One common strand is that many homegrown terrorists did not have a formal education and training in Islam. Their lack of this educational foundation makes them vulnerable to an ideology that claims to define the actions and beliefs of "good Muslims," but are actually contrary to the values and scripture of Islam.
As you think about the Tsarnaev brothers, could you comment about the role of psychological pressure (with an older and more radicalized Tamerlan leading the younger and less committed Dzhokhar) in such cases? Is this a fairly typical scenario in small-scale terrorist attacks? We saw something similar in the 2002 DC sniper case, with John Allen Muhammad and his follower Lee Boyd Malvo.
Counterterrorism officials and terrorism scholars will be analyzing the Tsarnaevs for many years once more facts about them become available. Groups dynamics have been proven to have a radicalizing influence on group members in many contexts, include terrorist organizations and cells.
The influence of loved ones can also be a powerful force toward radicalization, that can be especially influential on individuals with weak identities that feel isolated within a dominant culture. Yes, this case reminds me of the D.C. sniper case for many reasons (including the fact that it paralyzed a major city for three weeks, far longer than the Boston saga).
I also see similarities with the case in North Carolina with Daniel Boyd who radicalized his two sons—all three of whom are serving lengthy prison sentences.
We're aware of terrorism cases connected to the Arab world (Yemen, Saudi Arabia, etc.) But is there a precedent for radicalization of U.S.-based individuals connected to the Caucasus?
Not to my knowledge.
If the past is an indication, what effect will this dramatic, highly publicized case have on popular sentiment towards Muslims in the U.S.?
I wish it were otherwise, but this high profile case is likely to exacerbate many of the difficulties that Muslim Americans have faced since 9/11. Muslims face challenges from a variety of sources: official discrimination by government agencies, violent hate crimes against persons and property, blatantly prejudicial legislative efforts targeted at Muslim religious practices and subtle societal discrimination that impacts employment, housing, and other attributes of life in American.

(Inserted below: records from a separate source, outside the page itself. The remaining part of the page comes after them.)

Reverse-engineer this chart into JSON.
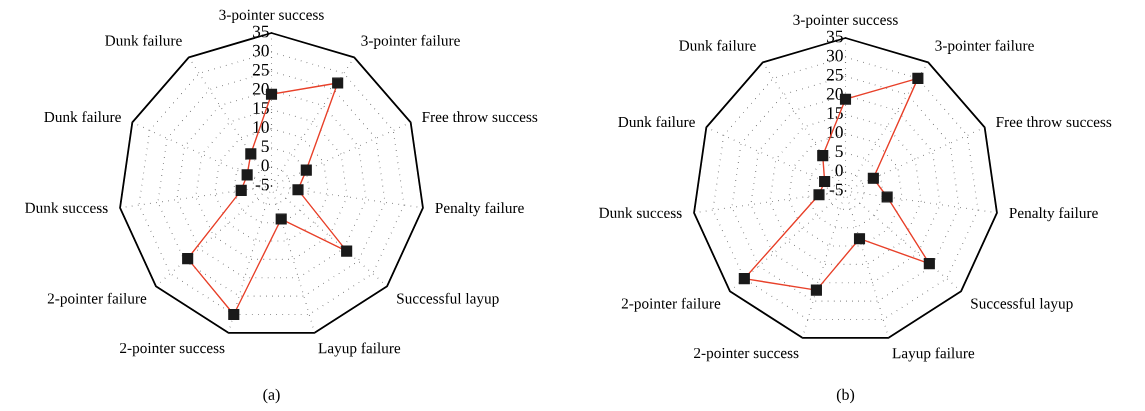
{
  "chart_data": [
    {
      "type": "radar",
      "categories": [
        "3-pointer success",
        "3-pointer failure",
        "Free throw success",
        "Penalty failure",
        "Successful layup",
        "Layup failure",
        "2-pointer success",
        "2-pointer failure",
        "Dunk success",
        "Dunk failure",
        "Dunk failure"
      ],
      "series": [
        {
          "color": "#e8412a",
          "values": [
            19,
            27,
            5,
            2,
            21,
            4,
            30,
            24,
            3,
            2,
            5
          ]
        }
      ],
      "ylim": [
        -5,
        35
      ],
      "yticks": [
        -5,
        0,
        5,
        10,
        15,
        20,
        25,
        30,
        35
      ],
      "grid": true,
      "marker": "square",
      "line_style": "solid",
      "annotations": [
        "(a)"
      ]
    },
    {
      "type": "radar",
      "categories": [
        "3-pointer success",
        "3-pointer failure",
        "Free throw success",
        "Penalty failure",
        "Successful layup",
        "Layup failure",
        "2-pointer success",
        "2-pointer failure",
        "Dunk success",
        "Dunk failure",
        "Dunk failure"
      ],
      "series": [
        {
          "color": "#e8412a",
          "values": [
            19,
            30,
            3,
            6,
            24,
            8,
            22,
            30,
            2,
            1,
            6
          ]
        }
      ],
      "ylim": [
        -5,
        35
      ],
      "yticks": [
        -5,
        0,
        5,
        10,
        15,
        20,
        25,
        30,
        35
      ],
      "grid": true,
      "marker": "square",
      "line_style": "solid",
      "annotations": [
        "(b)"
      ]
    }
  ]
}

The worst of the phenomenon faced by Muslims, however, is the extraordinarily well-financed and pervasive network of anti-Islamic haters who have poisoned the dialogue about Muslims and Islam in America. This movement has enabled what ought to be fringe views held by the intolerant and bigoted few to infect the mainstream, including some elements that hold power within our political system. Muslims and those who support their rightful place as part of the American tapestry will need to redouble our efforts in light of the Boston attacks.